Purpose: Conjugated reagents play a critical role in assay performance of Immunogenicity assay. The ECL assays for the detection of ADA mainly uses drug conjugated to Biotin and Ruthenium as the capture and reporter protein. Aggregation of these conjugated reagents leads to variation in the assay which in turn leads to detection of false negatives in the clinical samples with altered pharmacokinetic profile. The purpose of the presentation is to demonstrate the importance of storage condition of the conjugated reagents on immunogenicity assessments.

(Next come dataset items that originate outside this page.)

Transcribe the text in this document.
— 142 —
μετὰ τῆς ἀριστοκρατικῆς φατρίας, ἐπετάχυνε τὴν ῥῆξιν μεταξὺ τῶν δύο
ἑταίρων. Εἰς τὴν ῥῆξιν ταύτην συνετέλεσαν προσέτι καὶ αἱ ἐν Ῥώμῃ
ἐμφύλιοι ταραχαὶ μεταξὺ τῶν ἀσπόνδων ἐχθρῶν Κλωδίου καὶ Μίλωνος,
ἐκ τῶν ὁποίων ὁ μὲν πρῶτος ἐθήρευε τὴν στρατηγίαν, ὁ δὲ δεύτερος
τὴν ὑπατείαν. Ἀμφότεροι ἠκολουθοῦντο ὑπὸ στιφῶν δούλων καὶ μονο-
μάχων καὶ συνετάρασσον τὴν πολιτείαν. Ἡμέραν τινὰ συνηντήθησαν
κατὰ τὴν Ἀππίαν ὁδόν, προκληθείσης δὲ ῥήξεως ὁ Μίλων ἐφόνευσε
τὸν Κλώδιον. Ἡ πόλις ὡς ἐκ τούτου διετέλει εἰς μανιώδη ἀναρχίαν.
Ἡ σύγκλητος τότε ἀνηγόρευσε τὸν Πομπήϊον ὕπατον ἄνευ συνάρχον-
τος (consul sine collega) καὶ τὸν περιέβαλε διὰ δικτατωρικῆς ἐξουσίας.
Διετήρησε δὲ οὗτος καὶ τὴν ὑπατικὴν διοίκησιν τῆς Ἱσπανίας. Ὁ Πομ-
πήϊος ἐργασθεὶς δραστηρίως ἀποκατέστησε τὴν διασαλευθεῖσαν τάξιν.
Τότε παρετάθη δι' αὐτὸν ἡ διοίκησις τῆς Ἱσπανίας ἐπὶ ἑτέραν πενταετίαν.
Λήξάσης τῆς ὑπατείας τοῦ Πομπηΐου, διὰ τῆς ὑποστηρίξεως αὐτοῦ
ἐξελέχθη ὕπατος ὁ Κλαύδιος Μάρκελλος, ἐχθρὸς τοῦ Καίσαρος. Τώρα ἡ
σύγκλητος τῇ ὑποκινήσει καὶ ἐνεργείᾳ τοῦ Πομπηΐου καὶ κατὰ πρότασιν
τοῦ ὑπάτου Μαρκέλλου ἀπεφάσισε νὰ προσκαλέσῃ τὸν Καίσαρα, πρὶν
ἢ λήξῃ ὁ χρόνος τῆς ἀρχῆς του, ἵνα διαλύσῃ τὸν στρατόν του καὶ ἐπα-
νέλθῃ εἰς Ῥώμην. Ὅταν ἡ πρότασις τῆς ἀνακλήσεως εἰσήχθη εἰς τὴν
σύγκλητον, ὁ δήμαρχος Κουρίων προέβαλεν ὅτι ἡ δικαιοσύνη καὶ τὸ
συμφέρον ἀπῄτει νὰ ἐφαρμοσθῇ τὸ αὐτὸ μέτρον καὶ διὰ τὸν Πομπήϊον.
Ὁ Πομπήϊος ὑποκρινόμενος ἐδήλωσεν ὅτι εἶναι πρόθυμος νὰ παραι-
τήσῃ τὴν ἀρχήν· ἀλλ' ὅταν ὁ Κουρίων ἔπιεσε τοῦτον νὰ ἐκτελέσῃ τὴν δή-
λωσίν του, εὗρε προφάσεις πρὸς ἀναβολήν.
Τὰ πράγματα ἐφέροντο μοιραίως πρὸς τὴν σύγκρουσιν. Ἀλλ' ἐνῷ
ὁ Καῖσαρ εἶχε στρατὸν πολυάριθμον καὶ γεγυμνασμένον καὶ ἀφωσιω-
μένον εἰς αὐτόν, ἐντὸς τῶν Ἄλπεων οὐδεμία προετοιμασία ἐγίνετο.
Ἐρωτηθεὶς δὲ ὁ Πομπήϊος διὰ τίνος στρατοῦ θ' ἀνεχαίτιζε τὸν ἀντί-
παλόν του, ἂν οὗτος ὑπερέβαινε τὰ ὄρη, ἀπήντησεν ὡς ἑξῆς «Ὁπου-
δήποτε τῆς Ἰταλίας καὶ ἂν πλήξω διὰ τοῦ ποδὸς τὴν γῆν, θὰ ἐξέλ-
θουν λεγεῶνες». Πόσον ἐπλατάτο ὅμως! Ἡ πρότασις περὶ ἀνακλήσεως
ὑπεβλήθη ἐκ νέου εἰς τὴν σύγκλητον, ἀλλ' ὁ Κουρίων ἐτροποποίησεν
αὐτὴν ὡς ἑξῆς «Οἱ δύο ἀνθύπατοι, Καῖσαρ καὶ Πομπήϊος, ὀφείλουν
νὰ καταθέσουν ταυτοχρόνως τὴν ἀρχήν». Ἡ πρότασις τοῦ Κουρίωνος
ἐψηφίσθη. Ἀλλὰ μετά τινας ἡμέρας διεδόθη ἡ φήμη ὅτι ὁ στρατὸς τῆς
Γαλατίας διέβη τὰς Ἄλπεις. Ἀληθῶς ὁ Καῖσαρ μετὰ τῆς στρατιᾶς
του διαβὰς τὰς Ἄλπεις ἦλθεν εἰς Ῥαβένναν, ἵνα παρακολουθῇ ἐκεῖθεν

Methods: Drug Biotin was conjugated with the challenge ratio 1:12 and Drug Ruthenium was conjugated with a challenge ratio of 1:10. In the first approach, these conjugated reagents were dispensed into aliquots of 1mL and were deep frozen. Before usage each aliquot was thawed at room temperature, dispensed into single use aliquots and again deep frozen until usage contrary to the approach taken earlier by the conjugation Scientist.
Results: When the conjugated reagents were subjected to multiple freeze-thaw cycles were tested in the assay, the response of naïve drug-antibody samples varied from 90-500 RLUs. Whereas the single use aliquoted regents showed lesser variation of 90-150 RLUs in the assay consistently.
Conclusion: Repeated freeze-thaw cycles can damage protein structures, which can interfere with study protein kinetics. Upon the fast freezing small ice crystals and a relatively large surface area of ice-liquid interface are formed, which increases the exposure of protein molecules to the ice-liquid interface and hence increases the damage to the proteins. During thawing, additional damage to proteins is caused by recrystallization process. Recrystallization exerts additional interfacial tension or shear on the entrapped proteins and hence causes additional damage to the protein.